Beitragvon OaZ » 7. August 2020, 00:28

Grenzertagebuch 10


Auf der freundwärtigen Seite sehe ich saftige grüne Wiesen, die sich aus meiner Perspektive endlos ins eigene Hinterland ziehen. Sie sind eingezäunt und sicher grasen hier sonst Kühe. Momentan allerdings sind keine zu sehen.

Der Sicherungsabschnitt, d.h. der Streifen zwischen Grenzsignalzaun und vorderem Sperrelement ist hier sehr breit, es sind wohl um die 400-500 Meter.
Zum ersten Mal in der Realität sehe ich Laufanlagen mit Wachhunden, die ich in Kürze angepasst auch "Trassis" nennen werde, weil sie angeleint innerhalb eines bestimmten Bereiches zur Abschreckung für Grenzverletzer dienen sollen.

In der westlichen Berichterstattung und auch im Volksmund nennt man sie "Bluthunde". Das letzte Blut, was diese teilweise bedauernswerten Kreaturen bekommen haben, war das aus der Blutwurst der Postenverpflegung, das ihnen mitfühlende Grenzer hingeworfen haben.

Ich sehe einige Hunde mit dem Schwanz wedeln und weiß auch als Nichthundebesitzer, dass dies ein Ausdruck von Freude ist.
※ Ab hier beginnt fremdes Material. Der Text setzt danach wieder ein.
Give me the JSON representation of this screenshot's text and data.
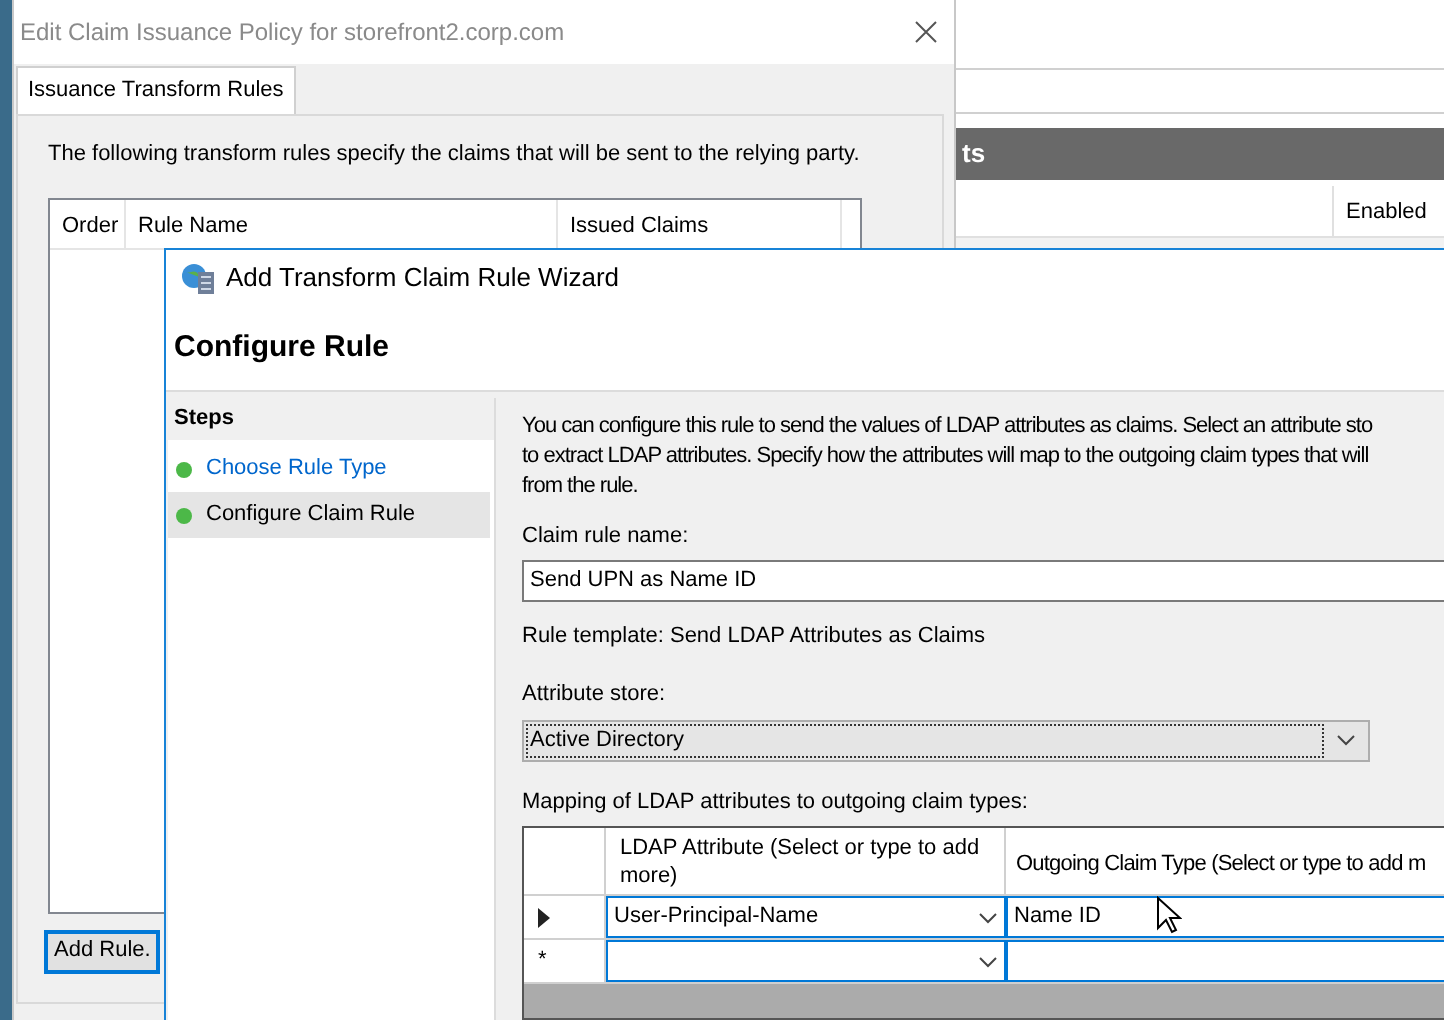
{
  "background_window": {
    "header": "ts",
    "columns": [
      "Enabled"
    ]
  },
  "policy_dialog": {
    "title": "Edit Claim Issuance Policy for storefront2.corp.com",
    "tabs": [
      {
        "label": "Issuance Transform Rules",
        "selected": true
      }
    ],
    "description": "The following transform rules specify the claims that will be sent to the relying party.",
    "rules_table": {
      "columns": [
        "Order",
        "Rule Name",
        "Issued Claims"
      ]
    },
    "buttons": [
      "Add Rule."
    ]
  },
  "wizard": {
    "title": "Add Transform Claim Rule Wizard",
    "heading": "Configure Rule",
    "steps_title": "Steps",
    "steps": [
      {
        "label": "Choose Rule Type",
        "selected": false
      },
      {
        "label": "Configure Claim Rule",
        "selected": true
      }
    ],
    "description_lines": [
      "You can configure this rule to send the values of LDAP attributes as claims. Select an attribute sto",
      "to extract LDAP attributes. Specify how the attributes will map to the outgoing claim types that will",
      "from the rule."
    ],
    "claim_rule_name": {
      "label": "Claim rule name:",
      "value": "Send UPN as Name ID"
    },
    "rule_template": "Rule template: Send LDAP Attributes as Claims",
    "attribute_store": {
      "label": "Attribute store:",
      "value": "Active Directory"
    },
    "mapping": {
      "label": "Mapping of LDAP attributes to outgoing claim types:",
      "columns": [
        "LDAP Attribute (Select or type to add more)",
        "Outgoing Claim Type (Select or type to add m"
      ],
      "rows": [
        {
          "kind": "current",
          "ldap_attribute": "User-Principal-Name",
          "claim_type": "Name ID"
        },
        {
          "kind": "new",
          "marker": "*"
        }
      ]
    }
  }
}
Die Hunde freuen sich, weil sie Menschen sehen ...
Wenn potenziell Fluchtwillige das mit eigenen Augen sehen könnten, würden sie wohl den nächsten Fleischerladen plündern und den Fluchtkoffer packen ... die Hunde sind alles andere als geeignet, jemandem Angst einzujagen.

Unser LO schnauft noch einmal und greift dann den vor uns liegenden Berg an. Dieser nennt sich Grenzkopf und weist zwischen den ehemaligen PoP 103 und 105 eine solche Steigung auf, wie man sie nur sehr selten auf Straßen vorfindet.
In den folgenden beiden Wintern, die ich an der Grenze erleben werde, wird dieser Umstand noch mehrfach eine wichtige Rolle spielen.
Es wird einerseits dazu führen, dass Alarmgruppen bei Auslösungen des Grenzsignalzaunes erst extrem verspätet an den befohlenen Abriegelungspunkten eintreffen werden, weil sie ihr Kfz auf halber Strecke stehen lassen und zu Fuß weiter gehen müssen und andererseits auch, dass manche Ablösungen schier endlos dauern, weil Fahrzeuge diese Stelle aufgrund ihrer Extremsteigung nicht passieren können.

Und auch ich werde hier in 2 Tagen meine erste Einweisung als Kontrollstreife erleben und werde mal wieder vieles vergessen können, was ich in der Ausbildung gelernt habe.

Schnaufend und keuchend kämpft unser LO mit dem Berg und besiegt ihn.
Beidseitig der Grenze steht Mischwald und den Begriff "grüne Grenze" finde ich 100% zutreffend. Große Buchen stehen links, d.h. freundwärts des Kolonnenweges, rechterhand und bereits im Hessischen sehe ich vorwiegend Fichten.

2011 werde ich erfahren, dass auch hier Schleusungen durchgeführt wurden. Dieses Waldstück eignet sich hervorragend dafür, beidseitig nur kleine Waldwege, keine Einseh- bzw. Beobachtungsmöglichkeiten.
Man könnte meinen, Hollywood hat diesen Bereich hier für Spionagefilme und ähnliche filmische Zwecke extra so gebaut.
Aber die Hollywood-Filmstudios werde ich erst 2008 mit eigenen Augen sehen, sodass ich das noch gar nicht wissen kann ...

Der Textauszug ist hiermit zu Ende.